The HILC community is very fortunate to have four highly involved faculty members in our community. These full-time Cornell faculty members have a strong interest in and devotion to the students who live in the halls. They attend, sponsor, and plan programs within HILC with the intent to know you better and make your transition to Cornell a successful one. Below is some brief information about who they are and their respective areas of expertise.

Pete Loucks

Emeritus Professor, School of Civil and Environmental Engineering

Here at Cornell Pete Loucks is on the faculty of the School of Civil and Environmental Engineering and the Institute for Public Affairs. His 'thing' is modelling environmental,public, and water resource systems. In another life he flew Navy airplanes and worked as a forester in Vermont and on the West Coast.Then he came here to get re-educated and stayed. Part of his benefits of being here are being able to walk to and from his job and engage in a game of squash or tennis each day. Obviously another of his benefits is being associated with HILC! When on leaves from Cornell he has spent some time as an economist at the World Bank,and teaching and doing research in Australia, Austria, Germany and in The Netherlands as well as at the Universities of Colorado and Texas, Harvard, Yale, and MIT. He has been a consultant to private and government agencies and various organizations of the United Nations, and NATO, involved in regional water resources development planning in Asia, Australia, Eastern and Western Europe, the Middle East, Africa, and Latin America. He currently serves on the Governing Board of the Natural Heritage Institute, a law firm specializing in ecosystem restoration. That firm has him working on mitigating the adverse impacts of hydropower projects in Ghana and in the Lower Mekong Basin in South East Asia.

Thuy Tranviet

Senior Lecturer, Department of Asian Studies

Thuy Tranviet received her Ph.D. from Cornell University in 2014. Her doctoral research examines how benefits are perceived and manifested in the emergent field of International Service Learning (ISL).
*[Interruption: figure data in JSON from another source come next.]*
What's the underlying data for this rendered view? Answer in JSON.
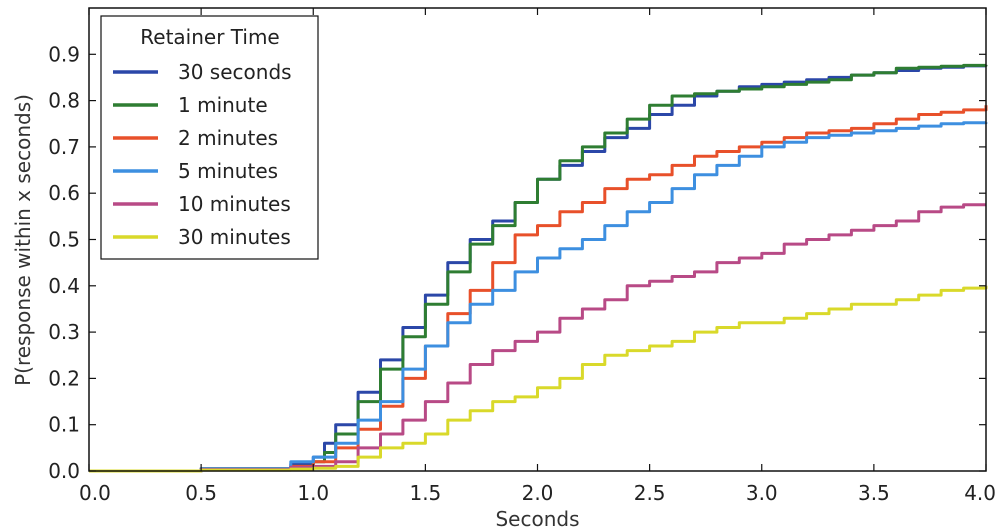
{
  "chart_data": {
    "type": "line",
    "xlabel": "Seconds",
    "ylabel": "P(response within x seconds)",
    "xlim": [
      0.0,
      4.0
    ],
    "ylim": [
      0.0,
      1.0
    ],
    "x_ticks": [
      "0.0",
      "0.5",
      "1.0",
      "1.5",
      "2.0",
      "2.5",
      "3.0",
      "3.5",
      "4.0"
    ],
    "y_ticks": [
      "0.0",
      "0.1",
      "0.2",
      "0.3",
      "0.4",
      "0.5",
      "0.6",
      "0.7",
      "0.8",
      "0.9"
    ],
    "grid": false,
    "legend_title": "Retainer Time",
    "legend_placement": "top-left",
    "series": [
      {
        "name": "30 seconds",
        "color": "#2b47a8",
        "x": [
          0.0,
          0.5,
          0.9,
          1.0,
          1.05,
          1.1,
          1.2,
          1.3,
          1.4,
          1.5,
          1.6,
          1.7,
          1.8,
          1.9,
          2.0,
          2.1,
          2.2,
          2.3,
          2.4,
          2.5,
          2.6,
          2.7,
          2.8,
          2.9,
          3.0,
          3.1,
          3.2,
          3.3,
          3.4,
          3.5,
          3.6,
          3.7,
          3.8,
          3.9,
          4.0
        ],
        "y": [
          0.0,
          0.005,
          0.015,
          0.03,
          0.06,
          0.1,
          0.17,
          0.24,
          0.31,
          0.38,
          0.45,
          0.5,
          0.54,
          0.58,
          0.63,
          0.66,
          0.69,
          0.72,
          0.74,
          0.77,
          0.79,
          0.81,
          0.82,
          0.83,
          0.835,
          0.84,
          0.845,
          0.85,
          0.855,
          0.86,
          0.865,
          0.87,
          0.872,
          0.875,
          0.875
        ]
      },
      {
        "name": "1 minute",
        "color": "#2e7d32",
        "x": [
          0.0,
          0.5,
          0.9,
          1.0,
          1.05,
          1.1,
          1.2,
          1.3,
          1.4,
          1.5,
          1.6,
          1.7,
          1.8,
          1.9,
          2.0,
          2.1,
          2.2,
          2.3,
          2.4,
          2.5,
          2.6,
          2.7,
          2.8,
          2.9,
          3.0,
          3.1,
          3.2,
          3.3,
          3.4,
          3.5,
          3.6,
          3.7,
          3.8,
          3.9,
          4.0
        ],
        "y": [
          0.0,
          0.005,
          0.01,
          0.02,
          0.04,
          0.08,
          0.15,
          0.22,
          0.29,
          0.36,
          0.43,
          0.49,
          0.53,
          0.58,
          0.63,
          0.67,
          0.7,
          0.73,
          0.76,
          0.79,
          0.81,
          0.815,
          0.82,
          0.825,
          0.83,
          0.835,
          0.84,
          0.845,
          0.855,
          0.86,
          0.87,
          0.872,
          0.874,
          0.876,
          0.877
        ]
      },
      {
        "name": "2 minutes",
        "color": "#e8502a",
        "x": [
          0.0,
          0.5,
          0.9,
          1.0,
          1.1,
          1.2,
          1.3,
          1.4,
          1.5,
          1.6,
          1.7,
          1.8,
          1.9,
          2.0,
          2.1,
          2.2,
          2.3,
          2.4,
          2.5,
          2.6,
          2.7,
          2.8,
          2.9,
          3.0,
          3.1,
          3.2,
          3.3,
          3.4,
          3.5,
          3.6,
          3.7,
          3.8,
          3.9,
          4.0
        ],
        "y": [
          0.0,
          0.005,
          0.01,
          0.02,
          0.05,
          0.09,
          0.14,
          0.2,
          0.27,
          0.34,
          0.39,
          0.45,
          0.51,
          0.53,
          0.56,
          0.58,
          0.61,
          0.63,
          0.64,
          0.66,
          0.68,
          0.69,
          0.7,
          0.71,
          0.72,
          0.73,
          0.735,
          0.74,
          0.75,
          0.76,
          0.77,
          0.775,
          0.78,
          0.79
        ]
      },
      {
        "name": "5 minutes",
        "color": "#3d8fe0",
        "x": [
          0.0,
          0.5,
          0.9,
          1.0,
          1.1,
          1.2,
          1.3,
          1.4,
          1.5,
          1.6,
          1.7,
          1.8,
          1.9,
          2.0,
          2.1,
          2.2,
          2.3,
          2.4,
          2.5,
          2.6,
          2.7,
          2.8,
          2.9,
          3.0,
          3.1,
          3.2,
          3.3,
          3.4,
          3.5,
          3.6,
          3.7,
          3.8,
          3.9,
          4.0
        ],
        "y": [
          0.0,
          0.005,
          0.02,
          0.03,
          0.06,
          0.11,
          0.15,
          0.22,
          0.27,
          0.32,
          0.36,
          0.39,
          0.43,
          0.46,
          0.48,
          0.5,
          0.53,
          0.56,
          0.58,
          0.61,
          0.64,
          0.66,
          0.68,
          0.7,
          0.71,
          0.72,
          0.725,
          0.73,
          0.735,
          0.74,
          0.745,
          0.75,
          0.752,
          0.753
        ]
      },
      {
        "name": "10 minutes",
        "color": "#b84a86",
        "x": [
          0.0,
          0.5,
          0.9,
          1.0,
          1.1,
          1.2,
          1.3,
          1.4,
          1.5,
          1.6,
          1.7,
          1.8,
          1.9,
          2.0,
          2.1,
          2.2,
          2.3,
          2.4,
          2.5,
          2.6,
          2.7,
          2.8,
          2.9,
          3.0,
          3.1,
          3.2,
          3.3,
          3.4,
          3.5,
          3.6,
          3.7,
          3.8,
          3.9,
          4.0
        ],
        "y": [
          0.0,
          0.003,
          0.008,
          0.01,
          0.02,
          0.05,
          0.08,
          0.11,
          0.15,
          0.19,
          0.23,
          0.26,
          0.28,
          0.3,
          0.33,
          0.35,
          0.37,
          0.4,
          0.41,
          0.42,
          0.43,
          0.45,
          0.46,
          0.47,
          0.49,
          0.5,
          0.51,
          0.52,
          0.53,
          0.54,
          0.56,
          0.57,
          0.575,
          0.575
        ]
      },
      {
        "name": "30 minutes",
        "color": "#d9d92a",
        "x": [
          0.0,
          0.5,
          0.9,
          1.0,
          1.1,
          1.2,
          1.3,
          1.4,
          1.5,
          1.6,
          1.7,
          1.8,
          1.9,
          2.0,
          2.1,
          2.2,
          2.3,
          2.4,
          2.5,
          2.6,
          2.7,
          2.8,
          2.9,
          3.0,
          3.1,
          3.2,
          3.3,
          3.4,
          3.5,
          3.6,
          3.7,
          3.8,
          3.9,
          4.0
        ],
        "y": [
          0.0,
          0.002,
          0.004,
          0.006,
          0.01,
          0.03,
          0.05,
          0.06,
          0.08,
          0.11,
          0.13,
          0.15,
          0.16,
          0.18,
          0.2,
          0.23,
          0.25,
          0.26,
          0.27,
          0.28,
          0.3,
          0.31,
          0.32,
          0.32,
          0.33,
          0.34,
          0.35,
          0.36,
          0.36,
          0.37,
          0.38,
          0.39,
          0.395,
          0.4
        ]
      }
    ]
  }
}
An interdisciplinary scholar, her broad research interests are within the framework of international education, higher education and international/global service-learning encompassing development studies, gender studies, philanthropic studies,and development communication. She is particularly interested in connecting and engaging ISL in all academic disciplines especially disciplines in the Humanities. Her background training includes literary studies/Southeast Asian literature and film.She has been teaching Vietnamese in the Department of Asian Studies since 2000. She teaches Vietnamese at all levels including advanced courses in newspaper reading and Vietnamese contemporary literature.

Christine Leuenberger

Senior Lecturer, Science and Technology Studies

Dr. Christine Leuenberger's research is specialized in Science & Technology Studies, qualitative methods, sociology of medicine, classical and contemporary sociological theory, sociology of knowledge, interactional sociology, sociology of culture, transformation studies of Eastern Europe, Middle Eastern Studies, Peace Studies, and the sociology and history of the human and behavioral sciences. Her current research is on the social impact of borders and barriers in a global context and the history and sociology of cartography in Israel and the Palestinian Territories. She is also engaged in peace and educational initiatives in conflict regions in the Middle East and Sub-Saharan Africa.